Akta itu disebut Otentik bila memenuhi 3 unsur yaitu:[2] Pertama, dibuat dalam bentuk menurut ketentuan undang-undang; kedua, dibuat oleh atau dihadapan Pejabat Umum; ketiga, Pejabat Umum itu harus berwenang untuk itu ditempat akta itu dibuat.
Pengertian Bentuk disini adalah "Vorm", yang memuat: awal akta, isi akta, dan akhir akta. Pengertian Pejabat Umum disini adalah notaris sebagai satu-satunya Pejabat Umum. Sedangkan pengertian Bewenang disini meliputi: berwenang terhadap orangnya; berwenang terhadap aktanya; berwenang terhadap waktunya; berwenang terhadap tempatnya. Adapun tata cara, tuntunan tentang proses dan progres pembuatan akta otentik sehingga memenuhi kwalifikasi sebagai alat bukti sempurna sebagaimana dimaksud dalam ketentuan Psl. 1870 jo psl. 1868 KUH Perdata telah diatur secara rinci dalam Undang-undang nomor 30 Tahun 2004 tentang Jabatan Notaris. Agar akta notaris sebagai akta otentik yang mempunyai kekuatan sebagai alat bukti sempurna tetang halhal keperdataan yang diatur dalam (sebagai isi) akta itu tidak tergoyahkan, maka notaris Wajib (Harus) melaksanakan tugasnya dengan penuh disiplin, profesional dan integritas moralnya tidak boleh diragukan. Apa yang tertuang dalam awal dan akhir akta yang menjadi tanggung jawab notaris adalah ungkapan yang mencerminkan keadaan yang sebenar-benarnya pada saat pembuatan akta itu.
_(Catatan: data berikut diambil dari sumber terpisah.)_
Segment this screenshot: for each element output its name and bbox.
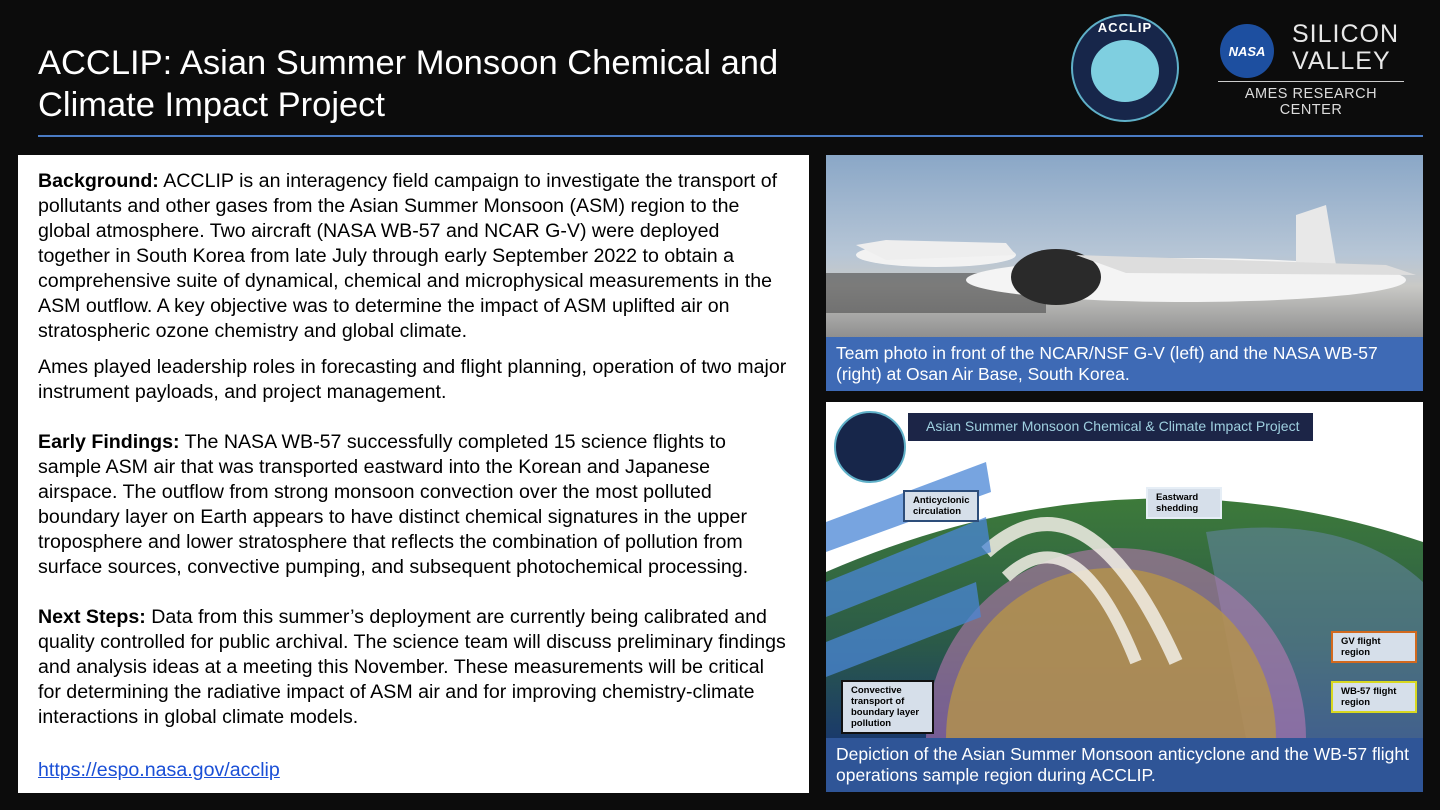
logo-divider (1218, 81, 1404, 82)
nasa-silicon-valley-logo (1218, 18, 1404, 118)
acclip-logo (1071, 14, 1179, 122)
title-divider (38, 135, 1423, 137)
logo-valley: VALLEY (1292, 47, 1391, 75)
acclip-diagram-logo (834, 411, 906, 483)
logo-silicon: SILICON (1292, 20, 1400, 48)
label-gv: GV flight region (1331, 631, 1417, 663)
text-panel (18, 155, 809, 793)
nasa-meatball-logo: NASA (1220, 24, 1274, 78)
label-anticyclonic: Anticyclonic circulation (903, 490, 979, 522)
label-convective: Convective transport of boundary layer pollution (841, 680, 934, 734)
next-steps-label: Next Steps: (38, 606, 146, 628)
ames-paragraph: Ames played leadership roles in forecasting and flight planning, operation of two major instrument payloads, and project management. (38, 356, 787, 403)
diagram-caption: Depiction of the Asian Summer Monsoon anticyclone and the WB-57 flight operations sample region during ACCLIP. (826, 738, 1423, 792)
airplane-icon (1091, 40, 1159, 102)
monsoon-diagram (826, 402, 1423, 738)
next-steps-text: Data from this summer’s deployment are currently being calibrated and quality controlled for public archival. The science team will discuss preliminary findings and analysis ideas at a meeting this November. These measurements will be critical for determining the radiative impact of ASM air and for improving chemistry-climate interactions in global climate models. (38, 606, 786, 728)
background-paragraph (38, 169, 789, 344)
team-photo-image (826, 155, 1423, 337)
acclip-link[interactable]: https://espo.nasa.gov/acclip (38, 759, 280, 781)
next-steps-paragraph (38, 605, 789, 730)
page-title: ACCLIP: Asian Summer Monsoon Chemical and Climate Impact Project (38, 44, 779, 124)
label-eastward: Eastward shedding (1146, 487, 1222, 519)
logo-ames: AMES RESEARCH CENTER (1244, 86, 1378, 118)
acclip-logo-text: ACCLIP (1097, 20, 1153, 35)
label-wb57: WB-57 flight region (1331, 681, 1417, 713)
team-photo (826, 155, 1423, 337)
findings-label: Early Findings: (38, 431, 180, 453)
findings-text: The NASA WB-57 successfully completed 15 science flights to sample ASM air that was transported eastward into the Korean and Japanese airspace. The outflow from strong monsoon convection over the most polluted boundary layer on Earth appears to have distinct chemical signatures in the upper troposphere and lower stratosphere that reflects the combination of pollution from surface sources, convective pumping, and subsequent photochemical processing. (38, 431, 749, 578)
background-text: ACCLIP is an interagency field campaign to investigate the transport of pollutants and other gases from the Asian Summer Monsoon (ASM) region to the global atmosphere. Two aircraft (NASA WB-57 and NCAR G-V) were deployed together in South Korea from late July through early September 2022 to obtain a comprehensive suite of dynamical, chemical and microphysical measurements in the ASM outflow. A key objective was to determine the impact of ASM uplifted air on stratospheric ozone chemistry and global climate. (38, 170, 778, 342)
photo-caption: Team photo in front of the NCAR/NSF G-V (left) and the NASA WB-57 (right) at Osan Air Base, South Korea. (826, 337, 1423, 391)
background-label: Background: (38, 170, 159, 192)
diagram-banner: Asian Summer Monsoon Chemical & Climate Impact Project (908, 413, 1313, 441)
findings-paragraph (38, 430, 789, 580)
Akta atau surat yang benar, sengaja dibuat sebagai alat bukti dibidang keperdataan yang pembuatannya telah memenuhi unsurunsur sebagaimana terurai di atas; maka akta tersebut dinamakan akta otentik; sedangkan yang tidak memenuhi unsur-unsur tersebut di atas disebut akta yang tidak otentik atau surat dibawah tangan.
[1] Lihat Psl 1868 KUH Perdata Jo. Psl 1 dan Psl. 15 UU No. 30 Tahun 2004 Tentang Jabatan Notaris
[2] Lebih jauh lihat Reglement Of Het Notaris Ambt in Indonesia Stbl 1860 No.3 yang dikenal sebagai Peraturan Jabatan Notaris (PJN) dan sejak tgl. 6 Oktober 2004 telah diberlakukan Undang-Undang Jabatan Notaris yang baru yaitu UndangUndang Republik Indonesia Nomor 30 tahun 2004.